The government of New Zealand has shortlisted the quartet of designs following a public competition earlier this year, with residents invited to design their own proposals.
A total of 10,292 designs were submitted, including a number of “joke” designs such as a bicycle rider rendered in MS Paint and a kiwi bird shooting lasers from its eyes.
Last month these submissions were filtered down to a longlist of 40 designs, which were considered by a selection panel featuring a number of people from different walks of life, including an advertising executive, a tech entrepreneur and a former All Black rugby player.
Although the panel doesn’t feature any professional designers, it says it has worked with design experts – as well as cultural and flag experts – to select the designs.

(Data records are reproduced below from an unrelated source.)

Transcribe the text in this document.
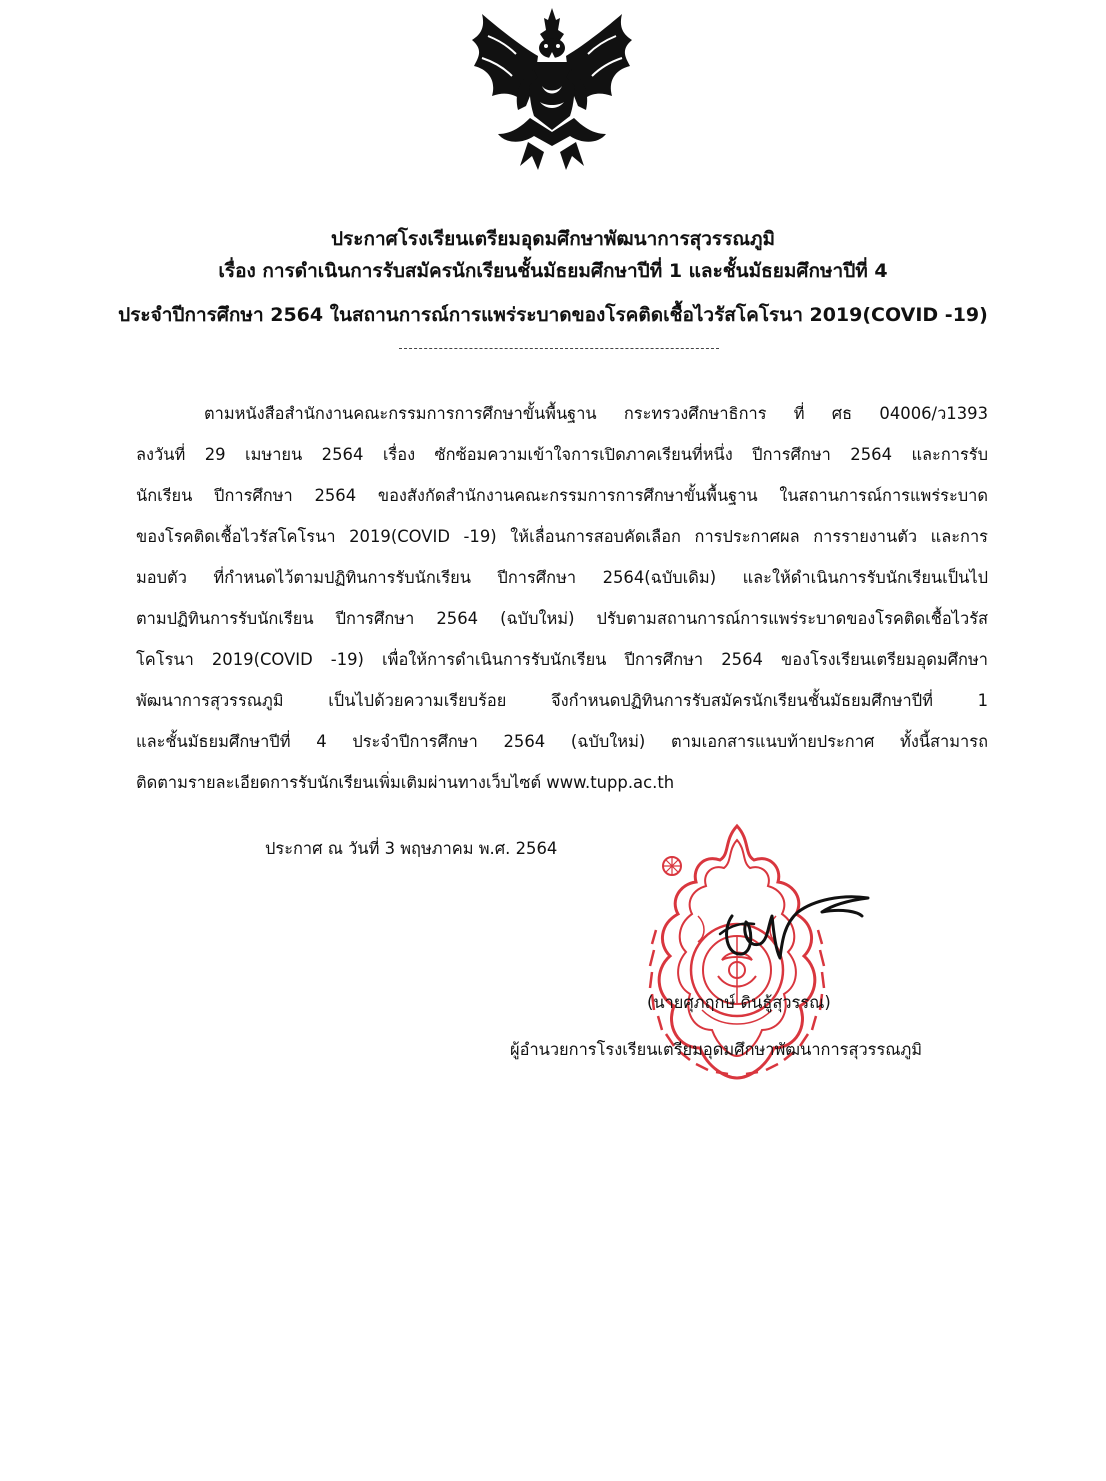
ประกาศโรงเรียนเตรียมอุดมศึกษาพัฒนาการสุวรรณภูมิ
เรื่อง การดำเนินการรับสมัครนักเรียนชั้นมัธยมศึกษาปีที่ 1 และชั้นมัธยมศึกษาปีที่ 4
ประจำปีการศึกษา 2564 ในสถานการณ์การแพร่ระบาดของโรคติดเชื้อไวรัสโคโรนา 2019(COVID -19)
ตามหนังสือสำนักงานคณะกรรมการการศึกษาขั้นพื้นฐาน กระทรวงศึกษาธิการ ที่ ศธ 04006/ว1393
ลงวันที่ 29 เมษายน 2564 เรื่อง ซักซ้อมความเข้าใจการเปิดภาคเรียนที่หนึ่ง ปีการศึกษา 2564 และการรับ
นักเรียน ปีการศึกษา 2564 ของสังกัดสำนักงานคณะกรรมการการศึกษาขั้นพื้นฐาน ในสถานการณ์การแพร่ระบาด
ของโรคติดเชื้อไวรัสโคโรนา 2019(COVID -19) ให้เลื่อนการสอบคัดเลือก การประกาศผล การรายงานตัว และการ
มอบตัว ที่กำหนดไว้ตามปฏิทินการรับนักเรียน ปีการศึกษา 2564(ฉบับเดิม) และให้ดำเนินการรับนักเรียนเป็นไป
ตามปฏิทินการรับนักเรียน ปีการศึกษา 2564 (ฉบับใหม่) ปรับตามสถานการณ์การแพร่ระบาดของโรคติดเชื้อไวรัส
โคโรนา 2019(COVID -19) เพื่อให้การดำเนินการรับนักเรียน ปีการศึกษา 2564 ของโรงเรียนเตรียมอุดมศึกษา
พัฒนาการสุวรรณภูมิ เป็นไปด้วยความเรียบร้อย จึงกำหนดปฏิทินการรับสมัครนักเรียนชั้นมัธยมศึกษาปีที่ 1
และชั้นมัธยมศึกษาปีที่ 4 ประจำปีการศึกษา 2564 (ฉบับใหม่) ตามเอกสารแนบท้ายประกาศ ทั้งนี้สามารถ
ติดตามรายละเอียดการรับนักเรียนเพิ่มเติมผ่านทางเว็บไซต์ www.tupp.ac.th
ประกาศ ณ วันที่ 3 พฤษภาคม พ.ศ. 2564
(นายศุภฤกษ์ ดินธู้สุวรรณ)
ผู้อำนวยการโรงเรียนเตรียมอุดมศึกษาพัฒนาการสุวรรณภูมิ
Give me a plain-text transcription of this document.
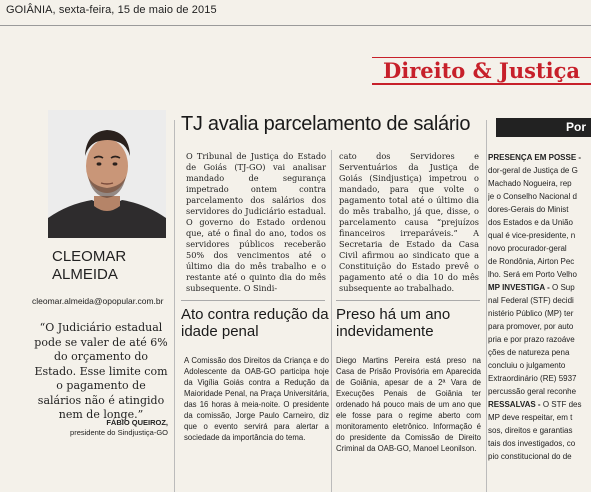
GOIÂNIA, sexta-feira, 15 de maio de 2015
Direito & Justiça
Por
CLEOMAR
ALMEIDA
cleomar.almeida@opopular.com.br
“O Judiciário estadual pode se valer de até 6% do orçamento do Estado. Esse limite com o pagamento de salários não é atingido nem de longe.”
FÁBIO QUEIROZ,
presidente do Sindjustiça-GO
TJ avalia parcelamento de salário
O Tribunal de Justiça do Estado de Goiás (TJ-GO) vai analisar mandado de segurança impetrado ontem contra parcelamento dos salários dos servidores do Judiciário estadual. O governo do Estado ordenou que, até o final do ano, todos os servidores públicos receberão 50% dos vencimentos até o último dia do mês trabalho e o restante até o quinto dia do mês subsequente. O Sindi-
cato dos Servidores e Serventuários da Justiça de Goiás (Sindjustiça) impetrou o mandado, para que volte o pagamento total até o último dia do mês trabalho, já que, disse, o parcelamento causa “prejuízos financeiros irreparáveis.” A Secretaria de Estado da Casa Civil afirmou ao sindicato que a Constituição do Estado prevê o pagamento até o dia 10 do mês subsequente ao trabalhado.
Ato contra redução da idade penal
A Comissão dos Direitos da Criança e do Adolescente da OAB-GO participa hoje da Vigília Goiás contra a Redução da Maioridade Penal, na Praça Universitária, das 16 horas à meia-noite. O presidente da comissão, Jorge Paulo Carneiro, diz que o evento servirá para alertar a sociedade da importância do tema.
Preso há um ano indevidamente
Diego Martins Pereira está preso na Casa de Prisão Provisória em Aparecida de Goiânia, apesar de a 2ª Vara de Execuções Penais de Goiânia ter ordenado há pouco mais de um ano que ele fosse para o regime aberto com monitoramento eletrônico. Informação é do presidente da Comissão de Direito Criminal da OAB-GO, Manoel Leonilson.
PRESENÇA EM POSSE -
dor-geral de Justiça de G
Machado Nogueira, rep
je o Conselho Nacional d
dores-Gerais do Minist
dos Estados e da União
qual é vice-presidente, n
novo procurador-geral
de Rondônia, Airton Pec
lho. Será em Porto Velho
MP INVESTIGA - O Sup
nal Federal (STF) decidi
nistério Público (MP) ter
para promover, por auto
pria e por prazo razoáve
ções de natureza pena
concluiu o julgamento
Extraordinário (RE) 5937
percussão geral reconhe
RESSALVAS - O STF des
MP deve respeitar, em t
sos, direitos e garantias
tais dos investigados, co
pio constitucional do de
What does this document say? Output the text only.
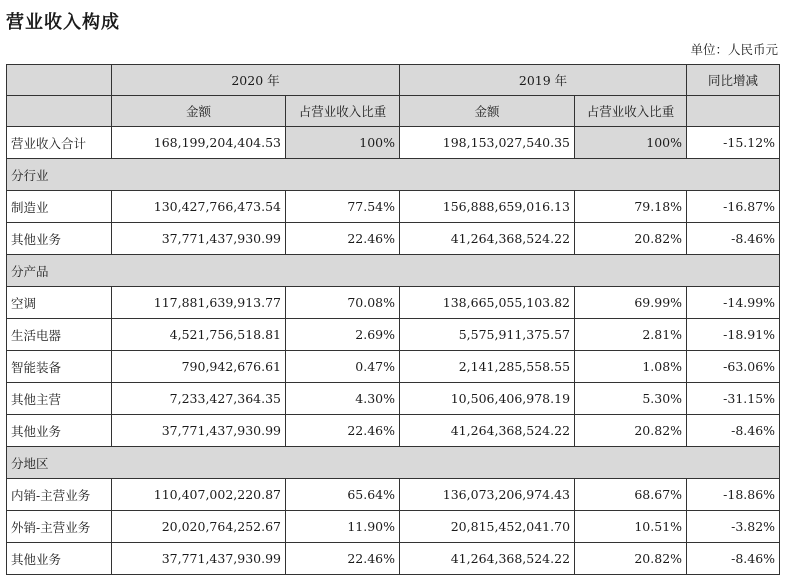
营业收入构成
单位：人民币元
	2020 年		2019 年		同比增减
	金额	占营业收入比重	金额	占营业收入比重	
营业收入合计	168,199,204,404.53	100%	198,153,027,540.35	100%	-15.12%
分行业					
制造业	130,427,766,473.54	77.54%	156,888,659,016.13	79.18%	-16.87%
其他业务	37,771,437,930.99	22.46%	41,264,368,524.22	20.82%	-8.46%
分产品					
空调	117,881,639,913.77	70.08%	138,665,055,103.82	69.99%	-14.99%
生活电器	4,521,756,518.81	2.69%	5,575,911,375.57	2.81%	-18.91%
智能装备	790,942,676.61	0.47%	2,141,285,558.55	1.08%	-63.06%
其他主营	7,233,427,364.35	4.30%	10,506,406,978.19	5.30%	-31.15%
其他业务	37,771,437,930.99	22.46%	41,264,368,524.22	20.82%	-8.46%
分地区					
内销-主营业务	110,407,002,220.87	65.64%	136,073,206,974.43	68.67%	-18.86%
外销-主营业务	20,020,764,252.67	11.90%	20,815,452,041.70	10.51%	-3.82%
其他业务	37,771,437,930.99	22.46%	41,264,368,524.22	20.82%	-8.46%
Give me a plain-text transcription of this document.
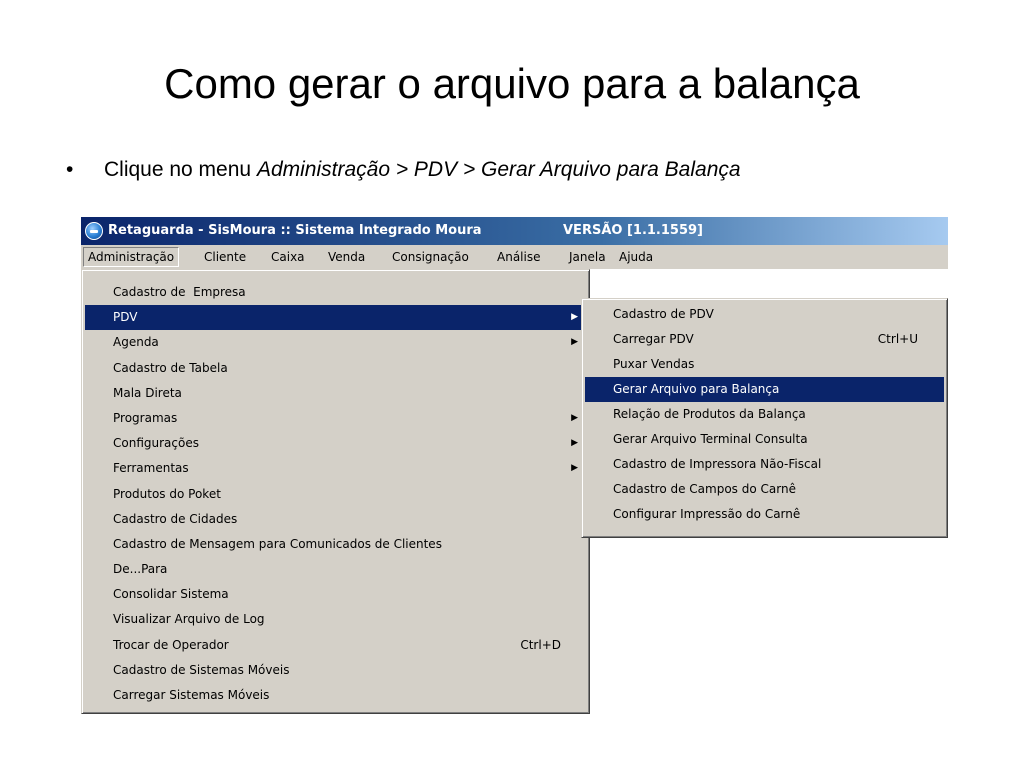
Como gerar o arquivo para a balança
• Clique no menu Administração > PDV > Gerar Arquivo para Balança
Retaguarda - SisMoura :: Sistema Integrado Moura	VERSÃO [1.1.1559]
Administração	Cliente	Caixa	Venda	Consignação	Análise	Janela	Ajuda
Cadastro de  Empresa
PDV	▶
Agenda	▶
Cadastro de Tabela
Mala Direta
Programas	▶
Configurações	▶
Ferramentas	▶
Produtos do Poket
Cadastro de Cidades
Cadastro de Mensagem para Comunicados de Clientes
De...Para
Consolidar Sistema
Visualizar Arquivo de Log
Trocar de Operador	Ctrl+D
Cadastro de Sistemas Móveis
Carregar Sistemas Móveis
Cadastro de PDV
Carregar PDV	Ctrl+U
Puxar Vendas
Gerar Arquivo para Balança
Relação de Produtos da Balança
Gerar Arquivo Terminal Consulta
Cadastro de Impressora Não-Fiscal
Cadastro de Campos do Carnê
Configurar Impressão do Carnê
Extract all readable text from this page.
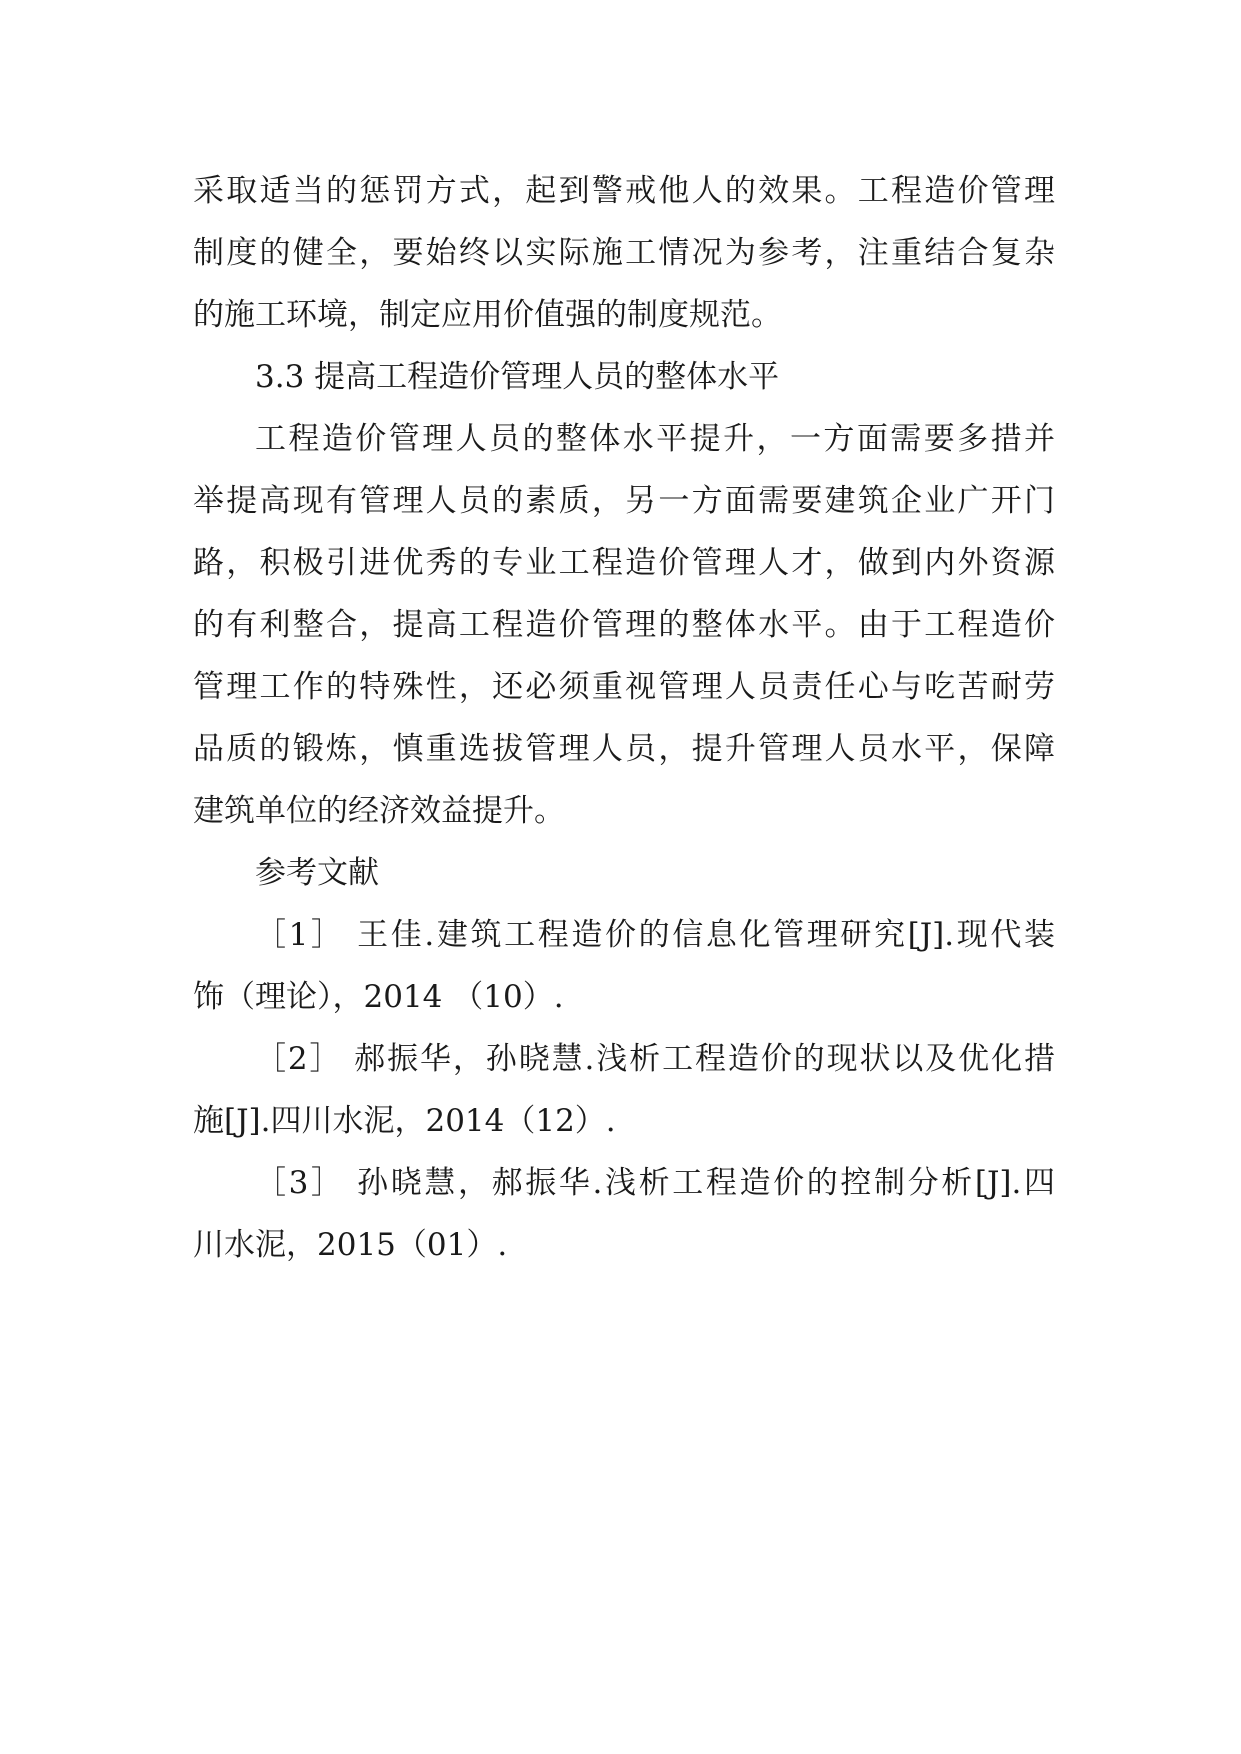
采取适当的惩罚方式，起到警戒他人的效果。工程造价管理
制度的健全，要始终以实际施工情况为参考，注重结合复杂
的施工环境，制定应用价值强的制度规范。
3.3 提高工程造价管理人员的整体水平
工程造价管理人员的整体水平提升，一方面需要多措并
举提高现有管理人员的素质，另一方面需要建筑企业广开门
路，积极引进优秀的专业工程造价管理人才，做到内外资源
的有利整合，提高工程造价管理的整体水平。由于工程造价
管理工作的特殊性，还必须重视管理人员责任心与吃苦耐劳
品质的锻炼，慎重选拔管理人员，提升管理人员水平，保障
建筑单位的经济效益提升。
参考文献
［1］ 王佳.建筑工程造价的信息化管理研究[J].现代装
饰（理论），2014 （10）.
［2］ 郝振华，孙晓慧.浅析工程造价的现状以及优化措
施[J].四川水泥，2014（12）.
［3］ 孙晓慧，郝振华.浅析工程造价的控制分析[J].四
川水泥，2015（01）.
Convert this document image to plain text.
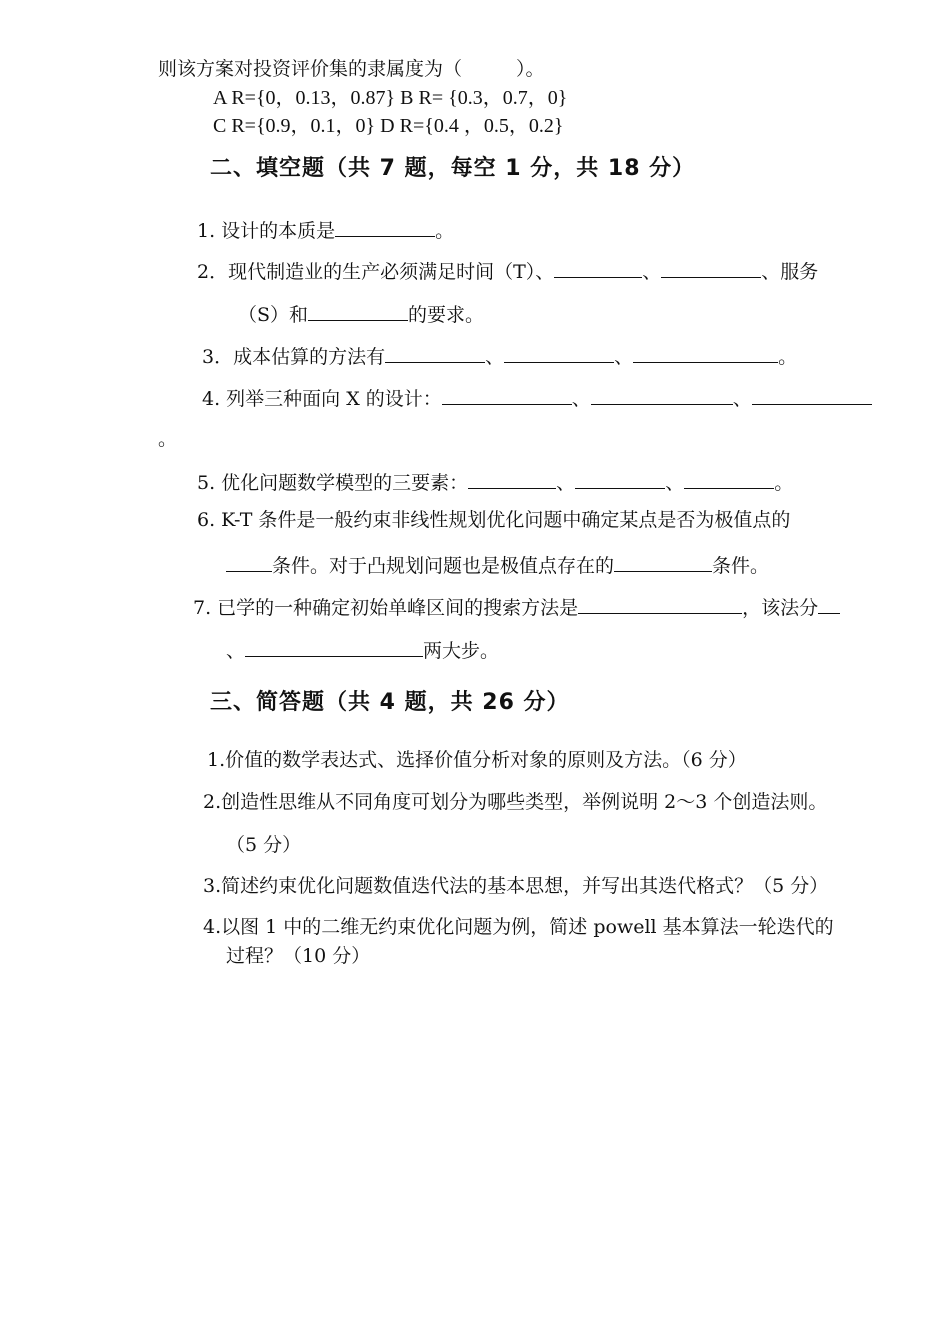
则该方案对投资评价集的隶属度为（	）。
A R={0，0.13，0.87} B R= {0.3，0.7，0}
C R={0.9，0.1，0} D R={0.4 ，0.5，0.2}
二、填空题（共 7 题，每空 1 分，共 18 分）
1. 设计的本质是	。
2．现代制造业的生产必须满足时间（T）、	、	、服务
（S）和	的要求。
3．成本估算的方法有	、	、	。
4. 列举三种面向 X 的设计：	、	、
。
5. 优化问题数学模型的三要素：	、	、	。
6. K-T 条件是一般约束非线性规划优化问题中确定某点是否为极值点的
条件。对于凸规划问题也是极值点存在的	条件。
7. 已学的一种确定初始单峰区间的搜索方法是	，该法分
、	两大步。
三、简答题（共 4 题，共 26 分）
1.价值的数学表达式、选择价值分析对象的原则及方法。（6 分）
2.创造性思维从不同角度可划分为哪些类型，举例说明 2～3 个创造法则。
（5 分）
3.简述约束优化问题数值迭代法的基本思想，并写出其迭代格式？（5 分）
4.以图 1 中的二维无约束优化问题为例，简述 powell 基本算法一轮迭代的
过程？（10 分）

Four final designs have been chosen, three of which feature the New Zealand silver fern and one of which shows the spiral Koru shape – also a national icon.
Two of the designs have been created by Kyle Lockwood, an architect based in Melbourne Australia but born in New Zealand.
The other shortlisted designers are flight attendant Alofi Kanter and professional graphic designer and photographer Andrew Fyfe.
The four designs will now be put to a public vote in November and the winner will go up against the current New Zealand flag design in a second referendum to decide which design should be used.
New Zealand’s current flag has been in use since 1902 and is derived from the maritime British Blue Ensign.
The stars of the Southern Cross were added and, similar to other Commonwealth countries, the Union Jack remains in the first quarter to recognise that New Zealand started as a British colony.
The New Zealand government says: “At times New Zealanders have talked about change. Designs have been put forward but there has never been an official public discussion about the future of our flag.”
It adds that if a new design is chosen then it could start to be flown as early as next year. It says the estimated overall cost of a flag-replacement project would be NZ$25.7 million (£11 million).